Title: Assessing The Treatment Effect in Metabolic Syndrome Without Perceptible Diabetes (ATTEMPT): A Prospective-Randomized Study in Middle Aged Men and Women
Volume: 9
Issue: 6
Author(s): Vassilios G. Athyros, Emmanouel Ganotakis, Genovefa D. Kolovou, Vassilios Nicolaou, Apostolos Achimastos, Eleni Bilianou, Theodore Alexandrides, Asterios Karagiannis, Konstantinos Paletas, Evangelos N. Liberopoulos, Konstantinos Tziomalos, Dimitrios Petridis, Anna Kakafika, Moses S. Elisaf and Dimitri P. Mikhailidis
Affiliation:
Keywords:
Metabolic syndrome, cardiovascular disease risk, atorvastatin, multifactorial treatment, Framingham, PROCAM, Reynold's, actual events, obesity, low density lipoprotein cholesterol
Abstract: Aim: To assess the reduction in estimated cardiovascular disease (e-CVD) risk after multifactorial treatment for 6 months and follow this change during the next 3-years. Patients-Methods: This prospective, randomized, target driven study included 1,123 subjects (512/611 men/women, aged 45-65 years) with metabolic syndrome (MetS) without diabetes or CVD referred to specialist outpatient clinics. Patients were randomized to two treatment groups: group A with low density lipoprotein cholesterol (LDL-C) target of > 100 mg/dl and group B with a target of < 130 mg/dl. Atorvastatin was used in both groups on top of optimal multifactorial treatment, (quinapril, amlodipine, hydrochlorothiazide for hypertension, metformin for impaired fasting glucose, and orlistat for obesity).

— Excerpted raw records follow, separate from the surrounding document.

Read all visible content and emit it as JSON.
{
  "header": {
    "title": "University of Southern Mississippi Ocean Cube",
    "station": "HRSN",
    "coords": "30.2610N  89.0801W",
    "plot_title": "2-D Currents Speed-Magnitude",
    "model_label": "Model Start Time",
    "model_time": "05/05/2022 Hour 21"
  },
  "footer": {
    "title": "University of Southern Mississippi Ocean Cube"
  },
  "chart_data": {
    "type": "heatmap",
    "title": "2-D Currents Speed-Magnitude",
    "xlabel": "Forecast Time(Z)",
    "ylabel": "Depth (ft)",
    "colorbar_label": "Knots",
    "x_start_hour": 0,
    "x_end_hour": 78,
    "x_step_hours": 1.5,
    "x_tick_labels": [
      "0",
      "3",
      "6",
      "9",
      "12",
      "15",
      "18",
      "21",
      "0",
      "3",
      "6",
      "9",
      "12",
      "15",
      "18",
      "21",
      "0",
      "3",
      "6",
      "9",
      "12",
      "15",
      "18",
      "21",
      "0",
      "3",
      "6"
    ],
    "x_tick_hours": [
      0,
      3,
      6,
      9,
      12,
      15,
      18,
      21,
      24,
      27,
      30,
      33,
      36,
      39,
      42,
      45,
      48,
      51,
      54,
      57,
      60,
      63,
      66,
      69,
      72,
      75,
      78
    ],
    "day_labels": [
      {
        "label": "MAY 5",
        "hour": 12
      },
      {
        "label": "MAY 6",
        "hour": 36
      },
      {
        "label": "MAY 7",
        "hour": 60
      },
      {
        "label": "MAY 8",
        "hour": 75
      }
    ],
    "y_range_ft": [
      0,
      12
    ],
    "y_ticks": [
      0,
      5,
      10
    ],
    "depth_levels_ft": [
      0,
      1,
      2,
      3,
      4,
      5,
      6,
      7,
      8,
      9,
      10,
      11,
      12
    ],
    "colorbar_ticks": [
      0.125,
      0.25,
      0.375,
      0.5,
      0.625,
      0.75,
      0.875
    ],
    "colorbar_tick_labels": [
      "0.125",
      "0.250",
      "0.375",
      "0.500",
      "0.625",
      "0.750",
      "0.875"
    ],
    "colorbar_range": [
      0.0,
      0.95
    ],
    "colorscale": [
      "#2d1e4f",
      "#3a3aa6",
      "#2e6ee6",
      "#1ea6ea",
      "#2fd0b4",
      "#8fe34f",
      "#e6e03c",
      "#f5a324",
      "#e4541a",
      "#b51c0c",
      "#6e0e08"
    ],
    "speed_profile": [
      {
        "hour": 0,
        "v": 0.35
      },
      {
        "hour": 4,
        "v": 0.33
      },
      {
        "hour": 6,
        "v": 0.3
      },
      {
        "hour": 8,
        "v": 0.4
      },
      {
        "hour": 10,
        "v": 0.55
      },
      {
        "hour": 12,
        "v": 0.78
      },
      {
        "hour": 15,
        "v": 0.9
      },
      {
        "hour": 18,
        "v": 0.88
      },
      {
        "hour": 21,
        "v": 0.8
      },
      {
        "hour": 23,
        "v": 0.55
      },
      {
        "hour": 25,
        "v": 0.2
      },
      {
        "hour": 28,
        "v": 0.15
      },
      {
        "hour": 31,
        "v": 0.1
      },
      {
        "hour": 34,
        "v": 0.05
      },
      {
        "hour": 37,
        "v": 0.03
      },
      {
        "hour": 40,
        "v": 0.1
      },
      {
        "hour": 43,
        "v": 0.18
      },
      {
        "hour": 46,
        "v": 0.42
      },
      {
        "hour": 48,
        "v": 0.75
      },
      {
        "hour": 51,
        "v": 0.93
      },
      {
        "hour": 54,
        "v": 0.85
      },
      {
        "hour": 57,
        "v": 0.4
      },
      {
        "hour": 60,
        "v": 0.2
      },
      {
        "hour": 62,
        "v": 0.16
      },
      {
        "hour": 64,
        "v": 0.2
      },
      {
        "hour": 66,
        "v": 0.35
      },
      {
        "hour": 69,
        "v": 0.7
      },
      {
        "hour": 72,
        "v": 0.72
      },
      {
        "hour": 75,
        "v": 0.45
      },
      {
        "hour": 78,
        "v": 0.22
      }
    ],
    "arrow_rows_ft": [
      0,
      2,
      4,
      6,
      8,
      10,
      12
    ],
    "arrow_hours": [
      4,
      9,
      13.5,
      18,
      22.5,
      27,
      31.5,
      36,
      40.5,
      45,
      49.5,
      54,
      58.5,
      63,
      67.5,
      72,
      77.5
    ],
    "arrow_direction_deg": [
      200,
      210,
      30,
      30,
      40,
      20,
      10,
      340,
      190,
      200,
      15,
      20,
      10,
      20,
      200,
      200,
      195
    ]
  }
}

The e-CVD risk was calculated using the Framingham, the PROCAM and Reynolds equations. Results: Reductions in e-CVD risk at 6 months were > 50%in all patients, but were superior in group A and in women. Reductions were even greater during the next 3-years and were mainly attributed to changes in lipid profile. Actual CVD events were 1 in group A and 13 in group B; p=0.0012. Conclusions: Attaining the treatment target of LDL-C < 100 mg/dl within multifactorial treatment of MetS by expert clinics, is achievable and beneficial even in patients without diabetes or known CVD. This induces a considerable e-CVD risk reduction in MetS patients. Actual CVD events were negligible, suggesting that e-CVD risk overestimates actual CVD risk in MetS, at least in patients achieving LDL-C < 100 mg/dl [ClinicalTrials.gov ID: NCT00416741].